Et c’est vrai, indéniablement : le lien transgénérationnel est indispensable. Il est l’incarnation logique du temps qui passe, entre ceux qui vont disparaître et ceux qui grandissent. Mais depuis plusieurs années, c’est une transmission horizontale, presque fraternelle, qui s’est doucement instaurée dans ma classe : mes élèves se transmettent entre pairs la mémoire qu’ils construisent les uns avec les autres, les uns après les autres, les uns pour les autres. Des enfants écrivent l’Histoire pour leurs petits frères, leurs petites sœurs, leurs petits camarades. Ils gagnent des récompenses qu’ils s’offrent les uns aux autres comme le mérite partagé du devoir accompli. Cette année a été perturbée, comme les précédentes, par des incidents et des épisodes difficiles et douloureux : la vie d’une école, d’une classe, n’est jamais de tout repos, et celle d’une maîtresse non plus.

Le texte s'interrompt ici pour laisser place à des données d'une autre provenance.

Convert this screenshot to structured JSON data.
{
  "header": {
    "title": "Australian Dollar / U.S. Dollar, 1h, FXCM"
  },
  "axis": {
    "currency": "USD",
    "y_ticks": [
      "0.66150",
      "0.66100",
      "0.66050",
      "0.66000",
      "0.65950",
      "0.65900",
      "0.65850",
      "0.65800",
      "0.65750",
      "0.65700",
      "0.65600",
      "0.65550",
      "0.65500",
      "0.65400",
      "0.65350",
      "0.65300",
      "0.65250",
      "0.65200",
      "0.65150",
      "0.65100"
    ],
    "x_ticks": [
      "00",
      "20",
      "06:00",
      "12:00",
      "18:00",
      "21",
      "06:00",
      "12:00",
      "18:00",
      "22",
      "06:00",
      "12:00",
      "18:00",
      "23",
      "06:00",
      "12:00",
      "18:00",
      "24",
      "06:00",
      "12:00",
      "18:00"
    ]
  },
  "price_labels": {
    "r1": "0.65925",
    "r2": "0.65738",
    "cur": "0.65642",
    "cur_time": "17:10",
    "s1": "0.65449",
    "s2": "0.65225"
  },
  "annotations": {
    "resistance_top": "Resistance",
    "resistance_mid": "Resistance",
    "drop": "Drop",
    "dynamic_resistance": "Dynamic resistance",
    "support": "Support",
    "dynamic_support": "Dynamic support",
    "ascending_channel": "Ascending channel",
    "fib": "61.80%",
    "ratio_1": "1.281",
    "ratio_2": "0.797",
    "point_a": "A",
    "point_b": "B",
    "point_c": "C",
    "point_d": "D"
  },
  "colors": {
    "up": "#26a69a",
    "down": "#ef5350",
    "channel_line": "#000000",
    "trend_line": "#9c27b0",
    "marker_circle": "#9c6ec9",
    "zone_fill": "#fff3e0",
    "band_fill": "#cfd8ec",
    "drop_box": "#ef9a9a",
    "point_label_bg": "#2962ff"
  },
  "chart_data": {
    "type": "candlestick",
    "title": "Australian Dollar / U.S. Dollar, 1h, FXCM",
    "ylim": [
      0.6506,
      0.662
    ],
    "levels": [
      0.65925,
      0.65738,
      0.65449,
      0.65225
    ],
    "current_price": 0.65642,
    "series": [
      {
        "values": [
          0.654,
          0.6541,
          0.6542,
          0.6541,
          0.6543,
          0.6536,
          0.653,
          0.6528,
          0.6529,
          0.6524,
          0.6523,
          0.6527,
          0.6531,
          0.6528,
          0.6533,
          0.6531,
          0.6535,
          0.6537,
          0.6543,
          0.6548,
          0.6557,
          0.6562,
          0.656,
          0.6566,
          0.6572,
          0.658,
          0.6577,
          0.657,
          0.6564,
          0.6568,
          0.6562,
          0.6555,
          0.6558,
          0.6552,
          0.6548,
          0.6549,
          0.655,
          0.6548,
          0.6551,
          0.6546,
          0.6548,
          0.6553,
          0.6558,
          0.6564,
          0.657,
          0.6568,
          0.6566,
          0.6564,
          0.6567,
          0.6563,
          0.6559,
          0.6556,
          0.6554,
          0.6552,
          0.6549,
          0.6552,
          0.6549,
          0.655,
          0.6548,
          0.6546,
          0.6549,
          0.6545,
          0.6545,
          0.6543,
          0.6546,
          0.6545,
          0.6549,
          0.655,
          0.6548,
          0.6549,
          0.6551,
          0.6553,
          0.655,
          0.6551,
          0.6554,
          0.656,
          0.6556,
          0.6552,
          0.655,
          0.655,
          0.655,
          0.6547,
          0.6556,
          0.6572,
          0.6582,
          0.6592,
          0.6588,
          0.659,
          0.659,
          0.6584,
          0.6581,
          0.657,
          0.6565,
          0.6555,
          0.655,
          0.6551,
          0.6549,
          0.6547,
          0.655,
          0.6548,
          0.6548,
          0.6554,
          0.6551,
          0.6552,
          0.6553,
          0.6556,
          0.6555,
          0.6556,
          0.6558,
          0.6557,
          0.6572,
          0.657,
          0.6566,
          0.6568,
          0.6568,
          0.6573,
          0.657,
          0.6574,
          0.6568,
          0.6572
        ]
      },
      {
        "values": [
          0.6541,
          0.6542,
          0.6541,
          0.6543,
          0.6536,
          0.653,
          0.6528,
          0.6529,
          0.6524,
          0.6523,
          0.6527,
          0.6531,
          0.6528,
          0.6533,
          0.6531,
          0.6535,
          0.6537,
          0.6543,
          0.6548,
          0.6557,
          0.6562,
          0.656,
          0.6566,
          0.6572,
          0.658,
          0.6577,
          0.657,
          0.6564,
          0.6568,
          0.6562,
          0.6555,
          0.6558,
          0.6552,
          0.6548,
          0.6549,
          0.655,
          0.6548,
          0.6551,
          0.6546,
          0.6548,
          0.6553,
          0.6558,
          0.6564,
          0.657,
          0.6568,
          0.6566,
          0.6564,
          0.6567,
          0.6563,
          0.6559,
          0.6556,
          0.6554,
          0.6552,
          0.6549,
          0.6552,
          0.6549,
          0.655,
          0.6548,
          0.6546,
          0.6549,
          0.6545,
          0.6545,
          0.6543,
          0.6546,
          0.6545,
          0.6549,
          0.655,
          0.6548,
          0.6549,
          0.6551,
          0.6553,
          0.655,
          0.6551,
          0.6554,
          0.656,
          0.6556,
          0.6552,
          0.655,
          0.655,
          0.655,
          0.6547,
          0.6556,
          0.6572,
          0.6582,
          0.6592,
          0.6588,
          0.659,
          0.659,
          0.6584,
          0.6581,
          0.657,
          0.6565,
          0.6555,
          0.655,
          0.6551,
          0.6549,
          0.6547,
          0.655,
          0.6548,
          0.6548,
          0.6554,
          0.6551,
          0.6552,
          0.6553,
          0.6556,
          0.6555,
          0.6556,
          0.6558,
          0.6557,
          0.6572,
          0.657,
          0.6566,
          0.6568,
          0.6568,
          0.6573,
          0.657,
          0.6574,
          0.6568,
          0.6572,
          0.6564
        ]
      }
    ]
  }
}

Mais si le temps a manqué, si l’énergie a été quelque peu difficile à trouver, je n’ai jamais abandonné ce projet, quand bien même c’est un travail de longue haleine, qui demande un investissement personnel considérable, un long travail de préparation. J’ai appris au fil des années à chercher, à éplucher les archives, j’ai lu beaucoup, j’ai transcrit des documents d’époque. J’ai pris dans mes bras chacun des Poilus que j’ai approchés, je l’ai imaginé très fort, je l’ai aimé. Je tiens à ce projet parce que l’Histoire ne s’écrit pas autrement ; elle n’est pas, elle ne doit pas être l’objet d’un roman national à la gloire de je ne sais quel idéal. Elle s’ancre dans la réalité, elle est la toile tissée par les histoires croisées des hommes et des femmes qui ont vécu avant nous. Des hommes et des femmes, comme nous. Il y a bien parmi eux quelques rois, des empereurs, des généraux dont on accroche le nom à des dates et le portrait à la frise chronologique… on visitera bien des musées, des châteaux, des monuments. Mais ce qui parle à chacun d’entre nous, adultes et enfants, ce ne sont pas les dorures de Versailles ni le lustre des médailles, c’est l’humanité qui traverse le temps à hauteur de quotidien, celle qui nous fait proches les uns des autres. Proches des hommes, des femmes, des enfants, qui plaquèrent les silhouettes de leurs mains sur les parois des grottes, au point qu’on pourrait y glisser nos propres mains. Comme si le temps n’était qu’un détail, comme si c’était hier.
Proches, il n’y a qu’à écouter réagir les enfants, du petit peuple qui, siècle après siècle, a vécu dans la misère, a subi l’injustice, s’est révolté parfois. Proches aussi de ces hommes, que l’on découvre ordinaires, jusqu’à l’effroi. L’instituteur, la paysan, le menuisier, des pères, des frères, des fiancés, tous, envoyés faire la guerre quand rien dans leur vie ne les y destinait. Les manuels ont déserté ma classe depuis longtemps : l’Histoire, c’est trop précieux pour qu’on laisse d’autres nous la raconter. Elle nous appartient. Nous sommes, chacun d’entre nous et chacun des enfants que porte l’école, le fruit, les dépositaires et les acteurs de cette Histoire.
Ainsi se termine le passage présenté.